Labour's Leadership Economics Part Deux

The debate on Labour's future economic policy has been surprisingly dominated by Jeremy Corbyn & the anti-austerity economics at the centre of his campaign. Until now the response has been around credibility, but Yvette Cooper made a major speech over the weekend in which she argued an alternative.

  1. Yvette Cooper has made two speeches on the Economy during the Leader's campaign, the most recent is more technical and more joined up. It is reported verbatim, (I think) in the Guardian,
  2. Astonishing the Guardian publication of the text of an Yvette Cooper speech has a picture of George Osborne!
  3. Cooper unlike Burnham correctly refuses to apologise for the deficit as at 2008; she defends the fiscal policy of the last government, but doesn't mention the growth record or the debt management policies, but then only Tom Watson has raised this. She opposes QE as inflationary during growth phases, and opposes confiscation for nationalisation (so do I). She's for Heathrow runway 3 but silent on HS 2. She's unconditionally in favour of remaining in the EU and she proposes a five point, as opposed to a 5 year plan. (That's a Tankie joke.)
  4. 1. She wants more investment in science, but does not say how or where. She does say we need to be less sneery about vocational skills. Is this a hint that the 50% target for University is misplaced but to me the missing "how we spend more and where we spend more" is not clever and significantly weakens her argument. She says she wants to do this with business, but again not how and says nothing about business/academia incubation. To me its a slogan not an economic plan.
  5. 2. She will bring down the deficit and debt without welfare cuts, while maintaining infrastructure and public services. How? Isn't this the slogan that the 2015 electorate rejected as non-credible?
  6. 3. She argues to stay in Europe for jobs and growth. Fine!

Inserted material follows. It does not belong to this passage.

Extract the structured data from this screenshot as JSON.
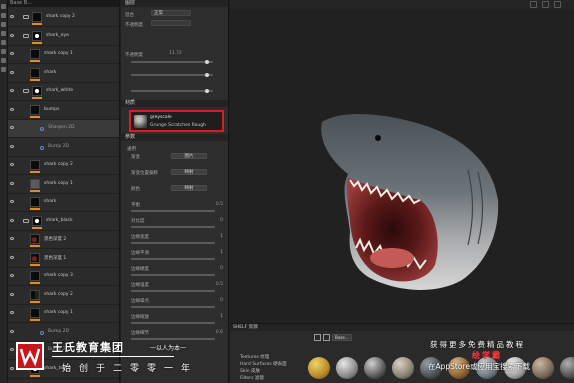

  7. 4. She argues to reform the economy, to feminise it by investing in universal free child care and not the Tory marriage subsidy. She also calls for an end quarterly capitalism, quoting Hilary Clinton and not Ed Miliband's "predatory capitalism". It should be noted that Labour's 2015 manifesto had measures on this, but Cooper's speech says nothing specific.
  8. 5. The fight against inequality remains central, and she says, "I will restore the target to end child poverty in a generation, campaign against the Tory cuts to tax credits, oppose the inheritance tax cuts for the wealthiest estates, and pay a proper living wage to 1.4 million care workers. And I have long argued that a 50p tax rate on pay over £150,000 while the deficit is coming down is fair." This good as far as it goes but she doesn't mention corporate tax avoidance, nor justify why the 50p marginal rate should be abandoned when the deficit becomes a surplus, and not when the debt to GDP ratio becomes safe.
  9. There's some things I disagree with here.
  10. The first is that while QE might be inflationary in times of full employment, not as she said growth and they're different, the economy has changed and certainly using QE to buy bonds in a National Investment Bank or even private sector VC funds as opposed to Gilts is no large change to what the world's central banks have been doing since 2008. I am yet to be convinced that there is a significant difference between borrowing and QE anyway (another blog sometime). Critically, the Government has promised to unprint the money at some time in the future. (War Consols and Income Tax anyone?)
  11. There also have been structural changes in the economy since the 1970's, when Friedman & Minford solidified their theories that high money supply caused inflation. We may have thought then and since that that loose money caused inflation, but fundamentals have changed. Today we have the EU's free movement of labour, the global victory of the English language as the language of business and the lower cost of international travel, all of which will change the definition of full employment. In addition the micro-economics of the dominant innovative technology, oil vs .I.T. is also different. Another difference from the 1930's when Keynes was writing is that the increase in wealth will have changed the propensity to save and thus the power of the multiplier. Demand pump priming needs to be aimed at the poor not the rich because they spend it. (This is why the benefit system is one of the stabilisers!).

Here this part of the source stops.